Data Engineering

Data Quality for Data Engineers

A 3am page at a payments company once traced back to one upstream CSV where the vendor flipped the sign on refund amounts. Net revenue on the exec dashboard flipped positive. Nobody caught it for two days. The fix was seven characters in a CAST expression. The cleanup was six weeks of reconciling billing statements with finance. That's data quality. It's not a dashboard widget, it's the thing that keeps you off the post-mortem. This guide covers the six dimensions, the tests that would've caught that CSV at 2:59am, and the stories you'll tell in the behavioral round when someone asks about a time you caught a bad load.

3%

System Design Share

17%

Staff-Level Rounds

6

Quality Dimensions

1,418

Library Challenges

Source: DataDriven analysis of 1,042 verified data engineering interview rounds.

The Six Dimensions of Data Quality

These six dimensions form the standard framework for thinking about data quality. Each one is a different axis that can fail independently. A dataset can be complete but inaccurate. It can be timely but inconsistent. Understanding each dimension helps you design targeted checks rather than vague “data looks wrong” investigations.

1. Accuracy

Does the data correctly represent the real-world entity or event it describes? An inaccurate record might have the wrong price, the wrong timestamp, or the wrong customer ID. Accuracy failures are the hardest to detect because the data looks structurally valid. It just does not match reality.

How to test: Cross-reference against a trusted source. Compare aggregates between your pipeline output and the source system. Flag records where values fall outside expected ranges (negative ages, future dates on historical records, prices that differ by more than 2x from the rolling median).

2. Completeness

Are all expected records present? Are all required fields populated? Completeness failures show up as missing rows (a source had 1M records, but only 950K loaded) or missing values (email is NULL for 30% of users when it should always be populated).

How to test: Compare source row counts to target row counts after each pipeline run. Track null rates per column over time and alert on spikes. For partitioned tables, verify every expected partition exists.

3. Consistency

Do related datasets agree with each other? If the orders table says a customer spent $500 this month and the billing table says $480, you have a consistency failure. Consistency problems erode trust faster than any other dimension because users see two different numbers for the same thing.

How to test: Run reconciliation queries between related tables. Compare fact-table aggregates against dimension-table totals. Track referential integrity: every foreign key should resolve to a valid primary key.

4. Timeliness

Is the data available when consumers need it?

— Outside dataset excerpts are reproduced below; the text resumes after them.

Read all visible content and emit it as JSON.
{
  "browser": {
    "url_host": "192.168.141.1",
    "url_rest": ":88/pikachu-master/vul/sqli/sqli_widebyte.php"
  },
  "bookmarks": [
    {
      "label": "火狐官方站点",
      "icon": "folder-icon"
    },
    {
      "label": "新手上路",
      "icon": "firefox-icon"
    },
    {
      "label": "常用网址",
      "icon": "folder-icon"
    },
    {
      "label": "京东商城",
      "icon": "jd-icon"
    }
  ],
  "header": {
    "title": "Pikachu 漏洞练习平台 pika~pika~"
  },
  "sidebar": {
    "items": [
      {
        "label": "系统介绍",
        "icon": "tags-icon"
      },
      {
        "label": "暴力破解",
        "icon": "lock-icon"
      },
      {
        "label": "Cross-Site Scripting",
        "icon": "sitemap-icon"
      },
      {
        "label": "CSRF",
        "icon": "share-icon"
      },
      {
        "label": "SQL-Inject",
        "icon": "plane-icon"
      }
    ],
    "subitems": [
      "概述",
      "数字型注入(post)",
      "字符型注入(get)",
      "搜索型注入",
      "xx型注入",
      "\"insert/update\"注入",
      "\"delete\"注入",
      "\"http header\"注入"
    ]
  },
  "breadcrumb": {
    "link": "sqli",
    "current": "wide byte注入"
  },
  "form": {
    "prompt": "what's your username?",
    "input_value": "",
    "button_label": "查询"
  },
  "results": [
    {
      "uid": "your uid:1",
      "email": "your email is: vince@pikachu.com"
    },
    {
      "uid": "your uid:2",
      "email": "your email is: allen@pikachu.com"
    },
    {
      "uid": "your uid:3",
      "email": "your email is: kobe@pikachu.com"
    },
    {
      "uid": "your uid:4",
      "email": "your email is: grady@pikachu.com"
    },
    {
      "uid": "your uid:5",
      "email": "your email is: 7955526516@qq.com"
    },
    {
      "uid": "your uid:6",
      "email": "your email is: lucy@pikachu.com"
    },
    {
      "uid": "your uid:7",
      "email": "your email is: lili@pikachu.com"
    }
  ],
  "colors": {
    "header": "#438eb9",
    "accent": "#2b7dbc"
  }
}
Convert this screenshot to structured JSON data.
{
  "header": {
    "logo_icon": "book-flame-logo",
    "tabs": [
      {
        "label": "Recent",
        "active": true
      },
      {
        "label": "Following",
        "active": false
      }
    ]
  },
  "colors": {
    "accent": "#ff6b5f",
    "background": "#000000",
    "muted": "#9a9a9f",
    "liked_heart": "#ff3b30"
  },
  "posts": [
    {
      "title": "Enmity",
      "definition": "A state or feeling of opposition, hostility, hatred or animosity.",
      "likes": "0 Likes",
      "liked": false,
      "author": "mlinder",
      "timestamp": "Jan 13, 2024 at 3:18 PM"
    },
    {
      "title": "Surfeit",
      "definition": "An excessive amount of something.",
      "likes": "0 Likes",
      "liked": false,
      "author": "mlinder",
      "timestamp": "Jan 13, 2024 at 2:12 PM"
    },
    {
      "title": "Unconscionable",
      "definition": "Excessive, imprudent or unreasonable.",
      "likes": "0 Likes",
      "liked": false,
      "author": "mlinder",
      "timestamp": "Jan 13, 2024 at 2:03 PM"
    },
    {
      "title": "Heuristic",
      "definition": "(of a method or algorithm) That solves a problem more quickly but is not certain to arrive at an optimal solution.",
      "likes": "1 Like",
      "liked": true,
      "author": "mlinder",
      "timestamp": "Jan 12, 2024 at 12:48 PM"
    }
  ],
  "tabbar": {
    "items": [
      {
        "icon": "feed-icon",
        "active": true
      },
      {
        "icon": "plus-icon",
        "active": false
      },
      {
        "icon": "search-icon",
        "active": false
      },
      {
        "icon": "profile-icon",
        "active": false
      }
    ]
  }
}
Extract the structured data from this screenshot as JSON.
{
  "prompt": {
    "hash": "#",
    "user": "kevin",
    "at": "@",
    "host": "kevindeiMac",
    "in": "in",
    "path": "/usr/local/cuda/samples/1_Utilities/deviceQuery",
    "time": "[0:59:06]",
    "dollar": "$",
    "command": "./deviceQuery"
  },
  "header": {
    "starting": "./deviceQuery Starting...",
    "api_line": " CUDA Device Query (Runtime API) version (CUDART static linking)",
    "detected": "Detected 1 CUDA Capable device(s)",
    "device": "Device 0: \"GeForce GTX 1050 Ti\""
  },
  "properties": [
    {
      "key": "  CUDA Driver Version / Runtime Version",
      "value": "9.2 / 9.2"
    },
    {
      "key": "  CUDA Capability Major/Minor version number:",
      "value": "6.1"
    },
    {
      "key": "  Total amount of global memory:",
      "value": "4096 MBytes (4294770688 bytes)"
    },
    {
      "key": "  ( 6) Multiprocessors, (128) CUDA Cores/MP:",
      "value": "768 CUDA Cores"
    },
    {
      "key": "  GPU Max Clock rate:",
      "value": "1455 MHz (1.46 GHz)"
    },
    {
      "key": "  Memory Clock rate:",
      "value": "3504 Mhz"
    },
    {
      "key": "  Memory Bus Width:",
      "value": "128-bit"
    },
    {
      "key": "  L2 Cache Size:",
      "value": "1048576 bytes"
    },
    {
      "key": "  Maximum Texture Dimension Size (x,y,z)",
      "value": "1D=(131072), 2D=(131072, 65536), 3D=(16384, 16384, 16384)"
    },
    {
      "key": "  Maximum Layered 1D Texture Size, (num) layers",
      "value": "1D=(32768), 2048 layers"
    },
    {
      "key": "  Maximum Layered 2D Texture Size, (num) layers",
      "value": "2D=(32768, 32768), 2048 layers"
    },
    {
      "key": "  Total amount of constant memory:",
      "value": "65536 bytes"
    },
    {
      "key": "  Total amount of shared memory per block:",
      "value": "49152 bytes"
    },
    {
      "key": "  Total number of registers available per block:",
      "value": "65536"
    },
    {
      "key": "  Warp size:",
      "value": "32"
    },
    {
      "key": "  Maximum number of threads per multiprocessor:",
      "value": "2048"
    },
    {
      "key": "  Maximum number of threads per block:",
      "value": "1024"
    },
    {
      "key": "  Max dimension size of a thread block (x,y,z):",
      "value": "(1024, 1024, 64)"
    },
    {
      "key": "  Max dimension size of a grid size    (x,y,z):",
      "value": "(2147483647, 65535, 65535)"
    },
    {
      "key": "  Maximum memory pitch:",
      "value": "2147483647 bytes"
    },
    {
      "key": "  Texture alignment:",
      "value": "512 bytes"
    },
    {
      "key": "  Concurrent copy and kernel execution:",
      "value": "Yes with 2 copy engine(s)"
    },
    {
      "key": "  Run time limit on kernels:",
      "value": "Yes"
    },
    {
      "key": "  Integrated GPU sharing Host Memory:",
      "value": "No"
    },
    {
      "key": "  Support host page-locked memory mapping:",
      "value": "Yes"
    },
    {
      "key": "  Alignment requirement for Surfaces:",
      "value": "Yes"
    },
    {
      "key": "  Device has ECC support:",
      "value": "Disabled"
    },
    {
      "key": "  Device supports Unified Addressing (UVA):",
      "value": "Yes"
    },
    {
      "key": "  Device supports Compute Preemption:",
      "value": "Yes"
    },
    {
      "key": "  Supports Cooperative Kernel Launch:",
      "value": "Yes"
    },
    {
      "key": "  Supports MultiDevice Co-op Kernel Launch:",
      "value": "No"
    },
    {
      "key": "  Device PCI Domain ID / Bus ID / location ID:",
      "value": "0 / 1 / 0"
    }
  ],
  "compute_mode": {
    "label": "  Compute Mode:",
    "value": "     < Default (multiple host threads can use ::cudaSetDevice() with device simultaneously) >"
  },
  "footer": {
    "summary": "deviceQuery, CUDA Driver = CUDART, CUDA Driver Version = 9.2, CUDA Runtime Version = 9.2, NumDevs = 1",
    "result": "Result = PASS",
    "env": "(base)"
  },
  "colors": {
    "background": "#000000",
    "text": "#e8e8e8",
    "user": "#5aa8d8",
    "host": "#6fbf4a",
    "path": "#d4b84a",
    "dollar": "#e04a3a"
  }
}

A daily dashboard that updates at 2 PM instead of 8 AM is a timeliness failure. A real-time fraud detection pipeline that is 10 minutes behind is a timeliness failure. Timeliness is defined by the consumer, not the producer.

How to test: Monitor table freshness: when was the last row inserted or updated? Track pipeline completion times and alert when SLA thresholds are breached. Compare the latest event timestamp in the target against the current time.

5. Uniqueness

Are there unwanted duplicates? Duplicate records inflate metrics, break joins, and cause downstream consumers to double-count. Uniqueness failures typically originate from non-idempotent pipelines, retried API calls, or missing deduplication logic.

How to test: Assert primary key uniqueness after every load. Check for duplicate composite keys. Compare COUNT(*) vs COUNT(DISTINCT pk) on target tables. Build idempotent pipelines that produce the same result regardless of how many times they run.

6. Validity

Does the data conform to defined formats, types, and business rules? An email column that contains phone numbers is a validity failure. A status column that contains values outside the allowed enum is a validity failure. Validity checks enforce the contract between producers and consumers.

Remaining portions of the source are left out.